Хочется, но я себя сдерживаю. Ну что я, уличный боец что ли, чтобы каждый день, практически, кому-нибудь фейс чистить. Мы же тут серьёзные люди, с позволения сказать.

— А ты, бес что ли? — хрипло продолжает он.

Глаза злые, шакальи.

— Непобедимый типа? А? Бес ты, я спрашиваю?

Неприятный тип.

— Нет, ты бес, я тебя спрашиваю? Сейчас вам обоим кишки выпустим и чё тогда?

— Ну, ты же не полный дурачок, — усмехаюсь я. — Сам себе ответь.

— Чё? — разъяряется он. — Чё ты сказал? Ты кто такой-на?

Если бы записать все «ты кто такой-на», услышанные мной за год, получился бы забавный трек, произведение современного искусства. Искусство, которое потрясает.

Горячая кровь вскипает быстро. Глаза Зураба превращаются в раскалённые угли. Видно, что, хоть он изначально, скорее всего, и не собирался доводить дело до драматической развязки, сейчас загнал себя в такую ситуацию из которой только один выход с сохранением лица.

А тут не всё так однозначно, да? Ведь в случае чего ответить придётся. Да и исход встречи неясен, хоть и соотношение бойцов пять к двум. С беспредельщиками такая беда нередко случается, как говорит великая народная мудрость, не рой другому яму.
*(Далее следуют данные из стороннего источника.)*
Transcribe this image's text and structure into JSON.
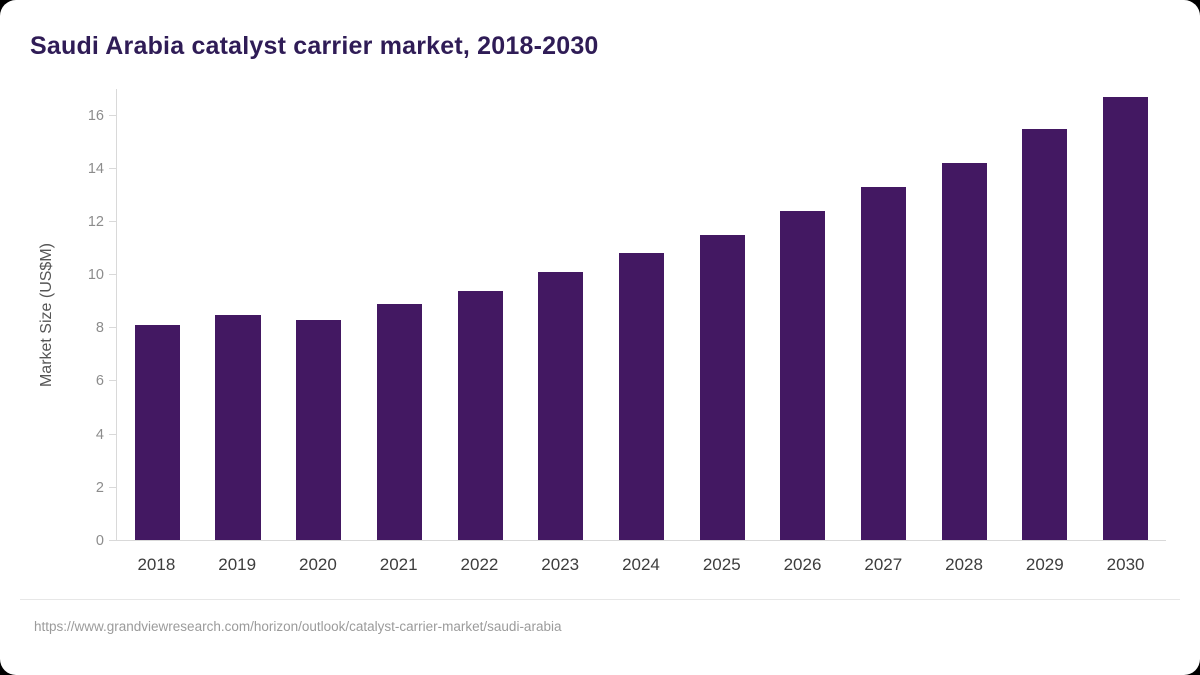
{
  "title": "Saudi Arabia catalyst carrier market, 2018-2030",
  "footer": {
    "url": "https://www.grandviewresearch.com/horizon/outlook/catalyst-carrier-market/saudi-arabia"
  },
  "colors": {
    "bar": "#431862",
    "title": "#2f1c56",
    "axis_line": "#d9d9d9",
    "tick_text": "#8c8c8c",
    "x_text": "#3d3d3d",
    "footer_text": "#9b9b9b"
  },
  "chart_data": {
    "type": "bar",
    "title": "Saudi Arabia catalyst carrier market, 2018-2030",
    "categories": [
      "2018",
      "2019",
      "2020",
      "2021",
      "2022",
      "2023",
      "2024",
      "2025",
      "2026",
      "2027",
      "2028",
      "2029",
      "2030"
    ],
    "values": [
      8.1,
      8.5,
      8.3,
      8.9,
      9.4,
      10.1,
      10.8,
      11.5,
      12.4,
      13.3,
      14.2,
      15.5,
      16.7
    ],
    "xlabel": "",
    "ylabel": "Market Size (US$M)",
    "ylim": [
      0,
      17
    ],
    "yticks": [
      0,
      2,
      4,
      6,
      8,
      10,
      12,
      14,
      16
    ],
    "grid": false,
    "legend": false
  }
}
Спутники его напрягаются, поскольку тоже понимают, что их босс должен что-то предпринять, чтобы сохранить лицо. Ну, а что, хотел меня на испуг взять? Проверить? Смотри сам не перепугайся. Если уж начинаешь какую-то хрень несусветную, будь готов к её последствиям или хотя бы будь готов довести её до конца.

А ещё лучше, будь готов сказать, что был не прав и извиниться. Похоже, он из тех, для кого главное ввязаться в бой, а там уж действовать по обстановке.